Im 1994 erstellten DSM-IV kam eine neue Kategorie dank dem österreichischen Arzt Hans Asperger hinzu, das Asperger-Syndrom. PDD-NOS und Asperger-Syndrom bilden Autismus nun als ein Spektrum verschiedener Schweregrade von Autismus. Technisch gesehen zählte das Asperger-Syndrom nicht als eigenständige Autismus-Kategorie, sondern war als 1 von 5 Störungen unter PDD aufgeführt:
- Autismus-Störung
- PDD-NOS
- Rett-Syndrom
- Asperger-Syndrom
- Heller-Syndrom (desintegrative Psychose, childhood disintegrative disorder, CDD)
Asperger-Syndrom wurde bald als die hochfunktionale Form von Autismus (HFA) verstanden.
Im revidierten DSM-IV-R, der 2000 bekannt wurde, verwendete man PDD und ASD (Autism Spectrum Disorder) als austauschbare Begriffe. Aufgrund dieses Spektrums wurde Autismus zunehmend als Epidemie wahrgenommen, denn jetzt erhielten auch Kinder, die bisher nur die Diagnose Sprachentwicklungsstörung oder geistige Behinderung erhalten haben, die Diagnose Autismus.
Als Temple Grandin in den 1980ern die ersten Vorträge über Autismus erhielt, waren vor allem Betroffene mit den schwereren Erscheinungsform (nonverbal) zugegen. Heute sind dagegen jene viel häufiger, die sich durch extreme Schüchternheit und schwitzige Hände auszeichnen, die eher dem Typ Temple Grandins entsprechen.
Ein peinlicher Fehler ist wahrscheinlich Mitverursacher der vermeintlichen Autismus-Epidemie: ein Tippfehler. Im 1994 erschienenen DSM-IV sollte PDD-NOS folgendermaßen gekennzeichnet werden
eine schwerwiegende und tiefgreifende Beeinträchtigung in der sozialen Interaktion und bei verbalen und nonverbalen Kommunikationsfähigkeiten.
Tatsächlich erschien in der Ausgabe statt und ein oder. Statt beider Kriterien musste also nur eines von beiden für die Diagnose PDD-NOS erfüllt werden. Erst in der Revision von 2000, also 6 Jahre danach, korrigierte man den Fehler.
Die Summe aus
- gelockerten Standards
- Zusatz von Asperger-Syndrom und PDD-NOS und Autismusspektrumstörung
- erhöhte Wachsamkeit
- Tippfehler
resultierten in einem sprunghaften Anstieg der Autismus-Diagnosen.

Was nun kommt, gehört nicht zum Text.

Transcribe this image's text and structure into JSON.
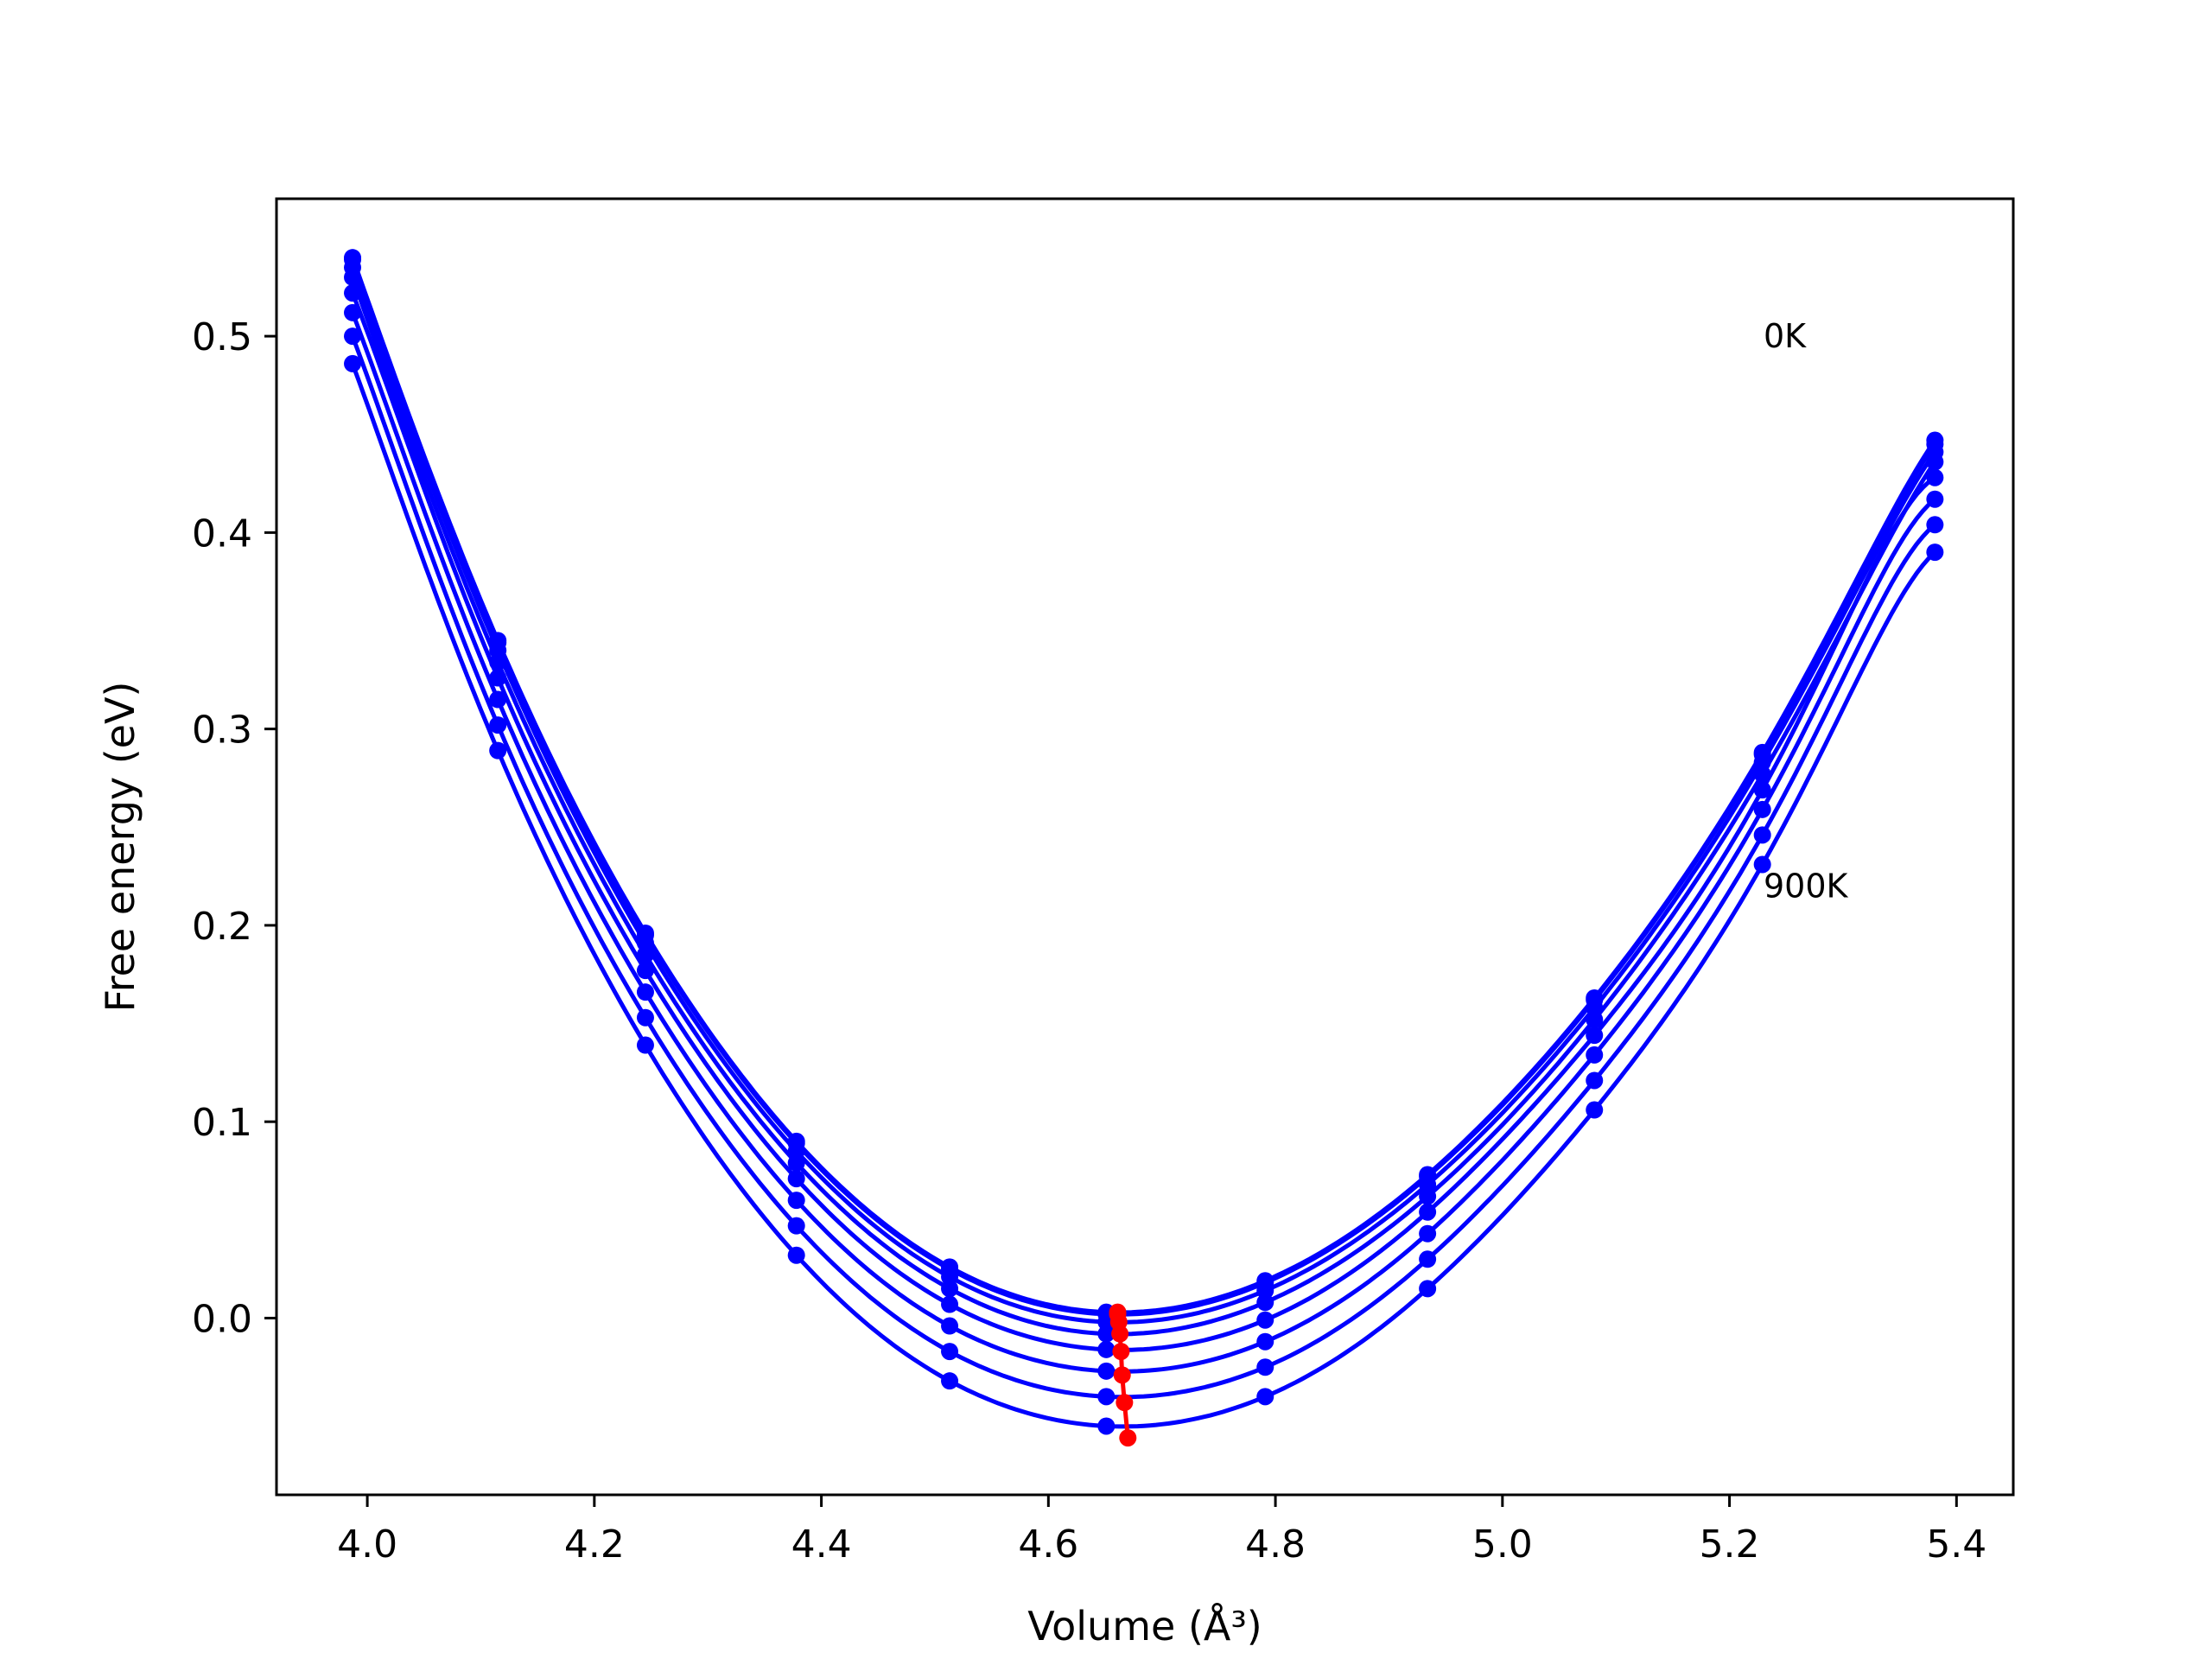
{
  "chart_data": {
    "type": "line",
    "title": "",
    "xlabel": "Volume (Å³)",
    "ylabel": "Free energy (eV)",
    "xlim": [
      3.92,
      5.45
    ],
    "ylim": [
      -0.09,
      0.57
    ],
    "xticks": [
      4.0,
      4.2,
      4.4,
      4.6,
      4.8,
      5.0,
      5.2,
      5.4
    ],
    "yticks": [
      0.0,
      0.1,
      0.2,
      0.3,
      0.4,
      0.5
    ],
    "xtick_labels": [
      "4.0",
      "4.2",
      "4.4",
      "4.6",
      "4.8",
      "5.0",
      "5.2",
      "5.4"
    ],
    "ytick_labels": [
      "0.0",
      "0.1",
      "0.2",
      "0.3",
      "0.4",
      "0.5"
    ],
    "grid": false,
    "legend": "none",
    "annotations": [
      {
        "text": "0K",
        "x": 5.23,
        "y": 0.5
      },
      {
        "text": "900K",
        "x": 5.23,
        "y": 0.22
      }
    ],
    "x": [
      3.987,
      4.115,
      4.245,
      4.378,
      4.513,
      4.651,
      4.791,
      4.934,
      5.081,
      5.229,
      5.381
    ],
    "series": [
      {
        "values": [
          0.54,
          0.345,
          0.196,
          0.09,
          0.026,
          0.003,
          0.019,
          0.073,
          0.163,
          0.288,
          0.447
        ]
      },
      {
        "values": [
          0.539,
          0.344,
          0.195,
          0.089,
          0.025,
          0.002,
          0.018,
          0.072,
          0.162,
          0.287,
          0.445
        ]
      },
      {
        "values": [
          0.535,
          0.34,
          0.191,
          0.085,
          0.021,
          -0.002,
          0.014,
          0.068,
          0.158,
          0.283,
          0.441
        ]
      },
      {
        "values": [
          0.53,
          0.334,
          0.185,
          0.079,
          0.015,
          -0.008,
          0.008,
          0.062,
          0.152,
          0.277,
          0.436
        ]
      },
      {
        "values": [
          0.522,
          0.326,
          0.177,
          0.071,
          0.007,
          -0.016,
          -0.001,
          0.054,
          0.144,
          0.269,
          0.428
        ]
      },
      {
        "values": [
          0.512,
          0.315,
          0.166,
          0.06,
          -0.004,
          -0.027,
          -0.012,
          0.043,
          0.134,
          0.259,
          0.417
        ]
      },
      {
        "values": [
          0.5,
          0.302,
          0.153,
          0.047,
          -0.017,
          -0.04,
          -0.025,
          0.03,
          0.121,
          0.246,
          0.404
        ]
      },
      {
        "values": [
          0.486,
          0.289,
          0.139,
          0.032,
          -0.032,
          -0.055,
          -0.04,
          0.015,
          0.106,
          0.231,
          0.39
        ]
      }
    ],
    "minima": {
      "x": [
        4.661,
        4.661,
        4.662,
        4.663,
        4.664,
        4.665,
        4.667,
        4.67
      ],
      "y": [
        0.003,
        0.002,
        -0.002,
        -0.008,
        -0.017,
        -0.029,
        -0.043,
        -0.061
      ]
    },
    "colors": {
      "curves": "#0000ff",
      "minima": "#ff0000",
      "axes": "#000000"
    }
  }
}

Hinzu kommen möglicherweise tatsächliche Veränderungen der Umwelteinflüsse, dass die Eltern zu einem immer späteren Lebensalter Kinder bekommen, was die Anzahl der Genmutationen in den Spermien zu beeinflussen scheint, sowie bessere Serviceleistungen, weswegen Eltern mehr Anstrengungen unternehmen, für ihr Kind eine Autismus-Diagnose zu bekommen.
Alles in allem führt das zu einem Anstieg der Zahlen, so ging man für die USA im Jahr 2002 von 1 Autist pro 150 Kinder aus, 2006 schon von 1 auf 110 Kinder und 2008 bereits von 1 auf 88 Kinder.